If I had a dollar for every time I declared, “it’s not the network”, I’d be a millionaire. Of course, I’ve always felt sorry for my Security Engineer compatriots with their firewalls, because they’d be billionaires. I think that’s the actual flowchart: first blame the firewall, then blame the network.
What’s so ironic is that it’s been my experience (as I’m sure it has with most every other network engineer out there), that it’s usually not the firewall or the network. As network engineers, we’ve sort have accepted this accusation as part of the troubleshooting process when something does go haywire. And the vindication when it’s discovered not to be the network can be very sweet indeed. At least, until the next time…

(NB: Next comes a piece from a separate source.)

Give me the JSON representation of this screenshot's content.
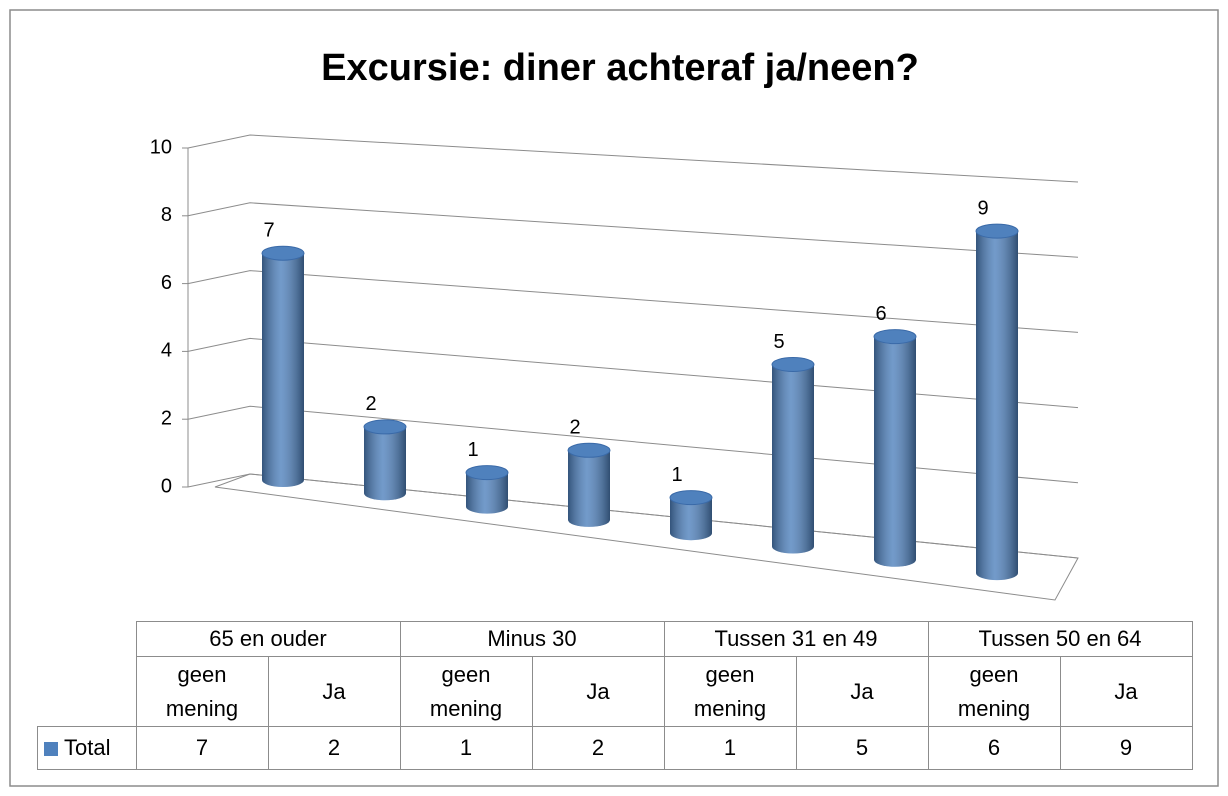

So why do the accusations fly then? What makes the network an easy target?
First off, don’t take it personal. It’s not. You’re simply the face of their perceived problem. A good analogy to think of is when someone is downing. They’re in panic mode and they will often attack and lash out at the lifeguard trying to save them because of that panic.
Well, and to be honest, it is an easy target. It’s at the core of every transaction a user makes. Servers, Databases and other systems can be so ambiguous to users that they simply surmise what they see, which is a perceived network issue. When you think about it, I can hardly blame them. Well, almost not.
And please don’t get me wrong, this isn’t a “server vs. network” thing, or me bashing the server folks. I’ve got a lot of respect for them, definitely. But they do kind of have it a little easier (I did say a little easier, not a lot!) when it comes to troubleshooting an initial issue.
But that’s when the fun begins. Our job as network engineers is to certify the network. Run the pings, traceroutes, check the logs, interface stats, CPU stats, routing tables, spanning tree, etc, etc. Once that’s done, we can pass the baton to the other folks. However, if we do, we better be damn sure we haven’t missed anything. And unfortunately, that takes time. And with every outage, the clock is ticking.
Hopefully, the server/system folks are simultaneously troubleshooting instead of serially troubleshooting, so the mean time to recover is less. I’ve had that challenge in the past, where it’s a “wait and see” mentality. That’s been a political struggle I’m sure a lot of you are familiar with: the whole, “my system is fine, call me when you prove it’s not the network”.
The better the teams work with each other, of course, the faster the issue gets resolved, which is and always will be job one. I always say, “we’re going to succeed or fail together, so we might as well fight together.”
Unfortunately, it happens more often than it should. It happens when people work in silos. It happens when fear takes over. The fear that you’ll fail. The fear that your humanity will get you fired for some reason. There’s a lot of pressure in these situations, and it makes the mind wander and makes you doubt yourself and your abilities. That’s when you get into trouble. Insecurity is the enemy. The best advice I could give is to focus on the work, do your best, and you’re going to be just fine. The quicker it’s over, the quicker you can move on to the next outage.
Also, don’t fall for the “it’s my system” mentality. This is when pride gets in the way. “Nothing is wrong with my system, it must be your system that’s the problem”. The mentality of “mine” is not even a realistic viewpoint. “This is my gear”. Nope, it’s the company’s gear. You’ve just been hired to look after it.
But it can be understandable why some folks might feel this way: they surmise if there’s something wrong with the system, there’s something wrong with them. You have to fight that attitude, because at the end of the day, it really has nothing to do with you. Things break, things get horked. We’re firefighters. We can’t be blamed or held accountable for the fire itself.
So what can we do as the stewards of networking to minimize these accusations? Is there anything we can do? To be honest, we can’t. We have no control over what others will think, feel or do. But that’s OK. What we can do is minimize the outage by being proactive about the network in general. By monitoring the health of the network, and to certify that it’s good in an expeditious manner is the best we can do. When we do report that it’s not the network to management, we haven’t wasted much time.
After all, the whole point is to restore the entire system for the customer, not to debate whose issue it actually is.